In the 1930s, as Stalin's hammer was obliterating much of Ukraine's intellectual and artistic élite, Kipa thrived. In 1935 he transferred to the Kyiv Conservatory, just in time to be taught by the renowned folklorist and pedagogue Hryhorii Beklemishev (who died later that year). Kipa graduated from the conservatory in 1937 with a piano virtuoso's diploma and joined its conservatory's teaching staff.
Also that year, Kipa took part in the first All-Soviet Piano Competition in Moscow and was one of 10 finalists. He was designated a "Laureate of the Soviet Union" and his certificate was signed by (among others) Serge Prokofiev. This launched his career as a concert pianist, enabling him to perform solo and with symphonic orchestras. His repertoire included works by Mozart, Beethoven, Chopin, Liszt, Debussy, Scriabin and Rachmaninoff.
The pianist managed to complete his graduate studies in 1941, just before Hitler's armies struck at the USSR. Two years later the Nazis deported him to Berlin. However, his musical mastery smoothed his path - he was appointed accompanist of the Klindworth-Schwarenka Conservatory's opera studio, and then assistant professor at the conservatory (Franz Liszt's alma mater), and even garnered plaudits from the music critic at the Berliner Zeitung.

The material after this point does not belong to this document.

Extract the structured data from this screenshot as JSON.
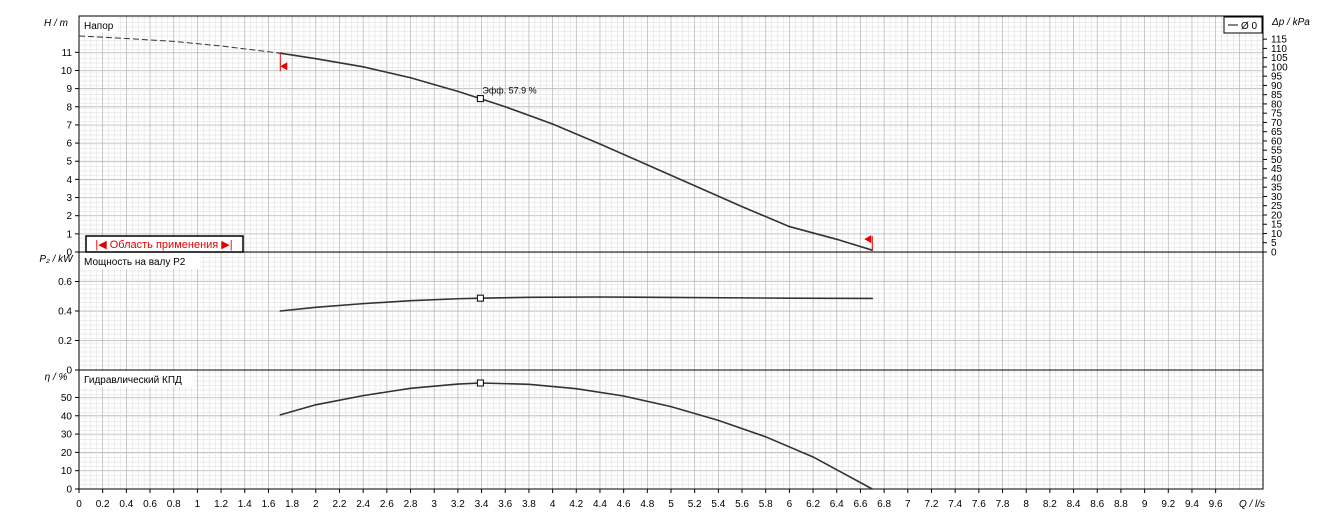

After the war Kipa remained as a displaced person in the British zone of Germany, then in 1951 he immigrated to the U.S. A year later he established his own piano school and studio in New York City, where he applied his own original methods of teaching. Over the years he composed a Ukrainian classical musician's teaching aid, titled "Children's Corner: Album for Youth," which consisted of 14 pieces based in part on folk melodies.
Kipa composed music for piano, voice and piano, and violin and piano, influenced by the currents of Impressionism, Neoromanticism and Neoclassicism. After producing his first work, "Lament," in 1939, he underwent a fallow period that ended with the productive years following his arrival in New York. His works include "Reminiscence" (1953), "Variations Phantastiques" (1957), "Gavotte Interrupted by a Serenade" (1958) and "Gallop in Mi-Minor" (1959).
In the 1960s, Kipa concentrated on producing musical settings for Ukrainian poetry, such as the piano-voice works set to poems by Vadym Lesych (1960-1963), an "art music" cycle based on Lesia Ukrainka's verse (1966-1967), and a piece set to Andrij Malyshko's poem "Pisnia pro Kyiv" (A Song about Kyiv, 1968). Kipa also wrote arrangements to Mozart's Divertimento in D and the "Chaconne" by Brahms.
Vadym Kipa died in New York City on August 31, 1968.
"Kipa, Vadym," Encyclopedia of Ukraine, Vol. 2 (Toronto: University of Toronto, 1988); "Wadym Kippa," Annals of the Ukrainian Academy of Sciences, Vol. 12, Nos. 1-2 (1972).